COVID-19 is making an already existing Australian recession worse

Contributed from Victoria

It is becoming clearer by the day. The COVID-19 virus is scaring people and this is suiting political leaders, anxious to turn attention away from their political troubles. But this is a double-edged sword. Particularly in economies where the economy has already been teetering.

Australia is a good example of this. The economic indicators have for some time shown that the storm clouds are coming. Australia is not alone. Other countries and the global economy have been heading in the same direction. But we have our own problems here in Australia.

The arrival of a pandemic has caused a fall in confidence and threatens a considerable cost to the economy. The prospect of workplaces shutting down and people not going to the shop, will mean the loss of economic activity. With a healthy economy this is not so bad. It will pass.

When the economy is already sick, it will bite deeper and persist longer. This is a problem for the government. It is a bigger problem for the rest of us.

Pressure from circumstances and its own heartland, has forced the Scott Morrison administration to put forward a stimulus package. This is a government for for which opposition to stimulus packages and budget surpluses, have long been articles of faith. It has no other choice but to make this about turn.

But the implementation of its stimulus package could prove to be, another millstone around its neck. It is the wrong kind of stimulus.

The cornerstone is financial support for businesses. Although the details are still to be announced. It has already been flagged that $6.5 billion will be handed out to businesses. Small ones with anything from $2,000 to $25, 000. The big break will be for big businesses with a turnover of more than $50 million a year. They will be paid asset write off money for items worth up to $150,000.

It is suggested that the total for this aid will hit the $15 billion mark.

Critics will point out that the aid should be weighted more heavily to the lower end. The big players can survive. It is the smaller players who risk going out of business.

The Morrison government is also being pressured by the unions and welfare organisations to provide payments for casual workers without sick pay, if they are forced to stay home and not work.

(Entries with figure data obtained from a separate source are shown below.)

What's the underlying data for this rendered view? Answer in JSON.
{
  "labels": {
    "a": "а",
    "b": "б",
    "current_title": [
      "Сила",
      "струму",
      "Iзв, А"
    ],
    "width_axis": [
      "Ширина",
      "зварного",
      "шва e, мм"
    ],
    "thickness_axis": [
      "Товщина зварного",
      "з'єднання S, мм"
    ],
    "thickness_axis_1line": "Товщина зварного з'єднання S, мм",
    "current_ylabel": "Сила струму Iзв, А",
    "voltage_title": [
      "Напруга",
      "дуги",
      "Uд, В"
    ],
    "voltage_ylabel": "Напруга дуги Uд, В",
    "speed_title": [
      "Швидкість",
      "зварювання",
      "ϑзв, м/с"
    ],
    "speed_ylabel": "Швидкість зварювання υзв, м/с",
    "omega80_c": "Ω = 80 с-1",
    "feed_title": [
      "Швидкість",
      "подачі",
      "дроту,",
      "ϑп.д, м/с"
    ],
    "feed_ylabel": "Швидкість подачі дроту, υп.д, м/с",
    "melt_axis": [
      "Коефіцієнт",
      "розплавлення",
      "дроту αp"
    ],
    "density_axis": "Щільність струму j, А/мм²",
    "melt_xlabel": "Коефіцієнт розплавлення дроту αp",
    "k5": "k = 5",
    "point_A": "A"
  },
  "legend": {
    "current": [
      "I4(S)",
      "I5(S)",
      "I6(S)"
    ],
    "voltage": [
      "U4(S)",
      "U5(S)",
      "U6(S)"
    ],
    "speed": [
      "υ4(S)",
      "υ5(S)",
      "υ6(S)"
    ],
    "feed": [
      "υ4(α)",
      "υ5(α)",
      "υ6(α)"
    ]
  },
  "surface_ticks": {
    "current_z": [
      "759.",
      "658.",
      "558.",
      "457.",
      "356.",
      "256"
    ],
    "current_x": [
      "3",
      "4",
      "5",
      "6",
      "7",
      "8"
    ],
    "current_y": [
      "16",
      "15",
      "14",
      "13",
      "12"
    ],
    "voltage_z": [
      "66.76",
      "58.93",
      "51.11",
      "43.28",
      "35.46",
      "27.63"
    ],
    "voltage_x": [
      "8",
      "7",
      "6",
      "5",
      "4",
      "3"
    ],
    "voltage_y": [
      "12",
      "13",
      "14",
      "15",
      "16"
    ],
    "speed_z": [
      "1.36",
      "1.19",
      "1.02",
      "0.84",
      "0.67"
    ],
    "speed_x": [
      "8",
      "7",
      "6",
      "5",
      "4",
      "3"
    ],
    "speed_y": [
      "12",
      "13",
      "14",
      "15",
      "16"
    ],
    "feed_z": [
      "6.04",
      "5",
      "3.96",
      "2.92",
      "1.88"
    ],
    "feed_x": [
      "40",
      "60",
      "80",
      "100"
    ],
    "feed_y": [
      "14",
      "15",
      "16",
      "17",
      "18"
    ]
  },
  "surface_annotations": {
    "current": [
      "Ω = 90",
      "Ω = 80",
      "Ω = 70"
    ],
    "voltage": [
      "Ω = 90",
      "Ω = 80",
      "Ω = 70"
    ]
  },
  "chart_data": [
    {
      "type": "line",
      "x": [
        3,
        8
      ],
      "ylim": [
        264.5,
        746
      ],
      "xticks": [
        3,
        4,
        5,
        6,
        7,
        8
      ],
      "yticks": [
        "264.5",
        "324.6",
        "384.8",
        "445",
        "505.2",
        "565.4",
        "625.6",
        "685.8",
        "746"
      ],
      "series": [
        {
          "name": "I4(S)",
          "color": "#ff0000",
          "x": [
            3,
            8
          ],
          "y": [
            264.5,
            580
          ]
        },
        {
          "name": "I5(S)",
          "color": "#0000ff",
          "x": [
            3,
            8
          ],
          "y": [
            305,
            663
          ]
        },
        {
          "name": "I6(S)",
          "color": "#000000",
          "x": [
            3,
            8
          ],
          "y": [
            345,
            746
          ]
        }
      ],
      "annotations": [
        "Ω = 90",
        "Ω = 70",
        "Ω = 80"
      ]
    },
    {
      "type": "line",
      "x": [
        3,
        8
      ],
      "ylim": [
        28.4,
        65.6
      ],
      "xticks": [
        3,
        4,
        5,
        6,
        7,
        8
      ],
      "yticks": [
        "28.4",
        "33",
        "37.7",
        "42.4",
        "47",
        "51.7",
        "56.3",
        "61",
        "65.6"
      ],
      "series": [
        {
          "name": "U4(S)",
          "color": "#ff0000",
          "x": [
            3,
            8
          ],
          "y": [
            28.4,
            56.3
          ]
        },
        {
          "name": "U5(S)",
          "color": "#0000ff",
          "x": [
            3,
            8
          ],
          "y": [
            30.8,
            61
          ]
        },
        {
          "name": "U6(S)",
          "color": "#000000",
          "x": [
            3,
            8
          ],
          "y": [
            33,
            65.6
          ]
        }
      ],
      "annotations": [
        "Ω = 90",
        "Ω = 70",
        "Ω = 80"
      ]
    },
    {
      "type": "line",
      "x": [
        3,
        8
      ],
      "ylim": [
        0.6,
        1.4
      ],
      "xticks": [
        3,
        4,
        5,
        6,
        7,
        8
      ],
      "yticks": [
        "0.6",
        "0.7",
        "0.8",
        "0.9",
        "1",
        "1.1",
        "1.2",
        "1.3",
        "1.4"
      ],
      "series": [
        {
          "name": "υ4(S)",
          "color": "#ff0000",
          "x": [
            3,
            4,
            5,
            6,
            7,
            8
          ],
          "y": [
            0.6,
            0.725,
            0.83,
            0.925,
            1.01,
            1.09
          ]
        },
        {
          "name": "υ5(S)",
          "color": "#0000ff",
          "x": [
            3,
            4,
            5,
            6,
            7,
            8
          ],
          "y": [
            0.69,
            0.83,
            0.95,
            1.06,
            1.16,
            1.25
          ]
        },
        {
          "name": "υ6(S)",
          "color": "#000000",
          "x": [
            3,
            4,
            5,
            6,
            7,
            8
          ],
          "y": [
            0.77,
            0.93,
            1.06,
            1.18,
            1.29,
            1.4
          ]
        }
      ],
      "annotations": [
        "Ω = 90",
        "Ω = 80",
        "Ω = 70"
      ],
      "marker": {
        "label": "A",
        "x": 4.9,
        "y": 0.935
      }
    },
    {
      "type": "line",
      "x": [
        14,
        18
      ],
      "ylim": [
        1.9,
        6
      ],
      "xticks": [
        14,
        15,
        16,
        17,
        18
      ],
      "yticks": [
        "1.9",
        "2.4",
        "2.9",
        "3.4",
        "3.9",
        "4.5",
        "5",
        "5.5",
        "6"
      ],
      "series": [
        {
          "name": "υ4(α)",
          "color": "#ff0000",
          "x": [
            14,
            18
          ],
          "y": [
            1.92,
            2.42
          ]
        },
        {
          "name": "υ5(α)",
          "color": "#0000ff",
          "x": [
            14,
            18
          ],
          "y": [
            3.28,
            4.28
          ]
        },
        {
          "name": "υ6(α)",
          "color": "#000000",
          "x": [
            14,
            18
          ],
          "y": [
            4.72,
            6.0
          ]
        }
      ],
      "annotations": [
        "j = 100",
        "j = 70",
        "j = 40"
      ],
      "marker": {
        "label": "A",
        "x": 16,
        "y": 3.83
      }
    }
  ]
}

This may be necessary to sell the package to the public.

Aside form the obvious welfare implication, it is suggested that such payments will stimulate the economy. The truth is that impact will be seriously limited, as it is only a short-term measure. A far more effective response would be, to permanently increase all Centrelink payments, especially Newstart, and include those in insecure work.

The biggest problem with the package is that it offers far too little. This is not merely about a virus. Pretending that it is, only hides the fact that longer term solutions are needed.

Nor have we been told yet how its going to be paid for. Will it be through a new round of government cuts around the corner? Or will it be through taxation reform that puts a greater burden on the top end.? We have a good idea about which its going to be.

Besides the question of fairness, how the cost is paid is important in the sense of whether it stimulates or strangles the economy. There will also be politcal implications.

The main impact of a pandemic would be, through international trade and the effect on tourism and the education system. Australia has been far too dependent on mineral exports, tourism and foreign fee-paying students. It happens that most of this involves China, and while that country is in a temporary partial lock down, Australia is seriously affected.

The package should be about working towards an economy that can withstand shocks. There will be more of them. Pandemics will become more frequent as the world warms up. Unresolved forces dragging down the economy are still there. They will bring their own shocks.

There is the current oil shock that is causing more pain in the financial market and causing havoc with share prices.

We just went through the worst bushfires in memory. The full impact of this shock has not been felt yet. it will be more damaging than COVID-19. Australia’s agriculture has been seriously damaged. It has impacted regional economies and the rest of us are already starting to feel it through increased prices.

A plan for a more diversified and better performing economy is the only real protection. This should be the purpose of a stimulus package. It is not what we’re getting.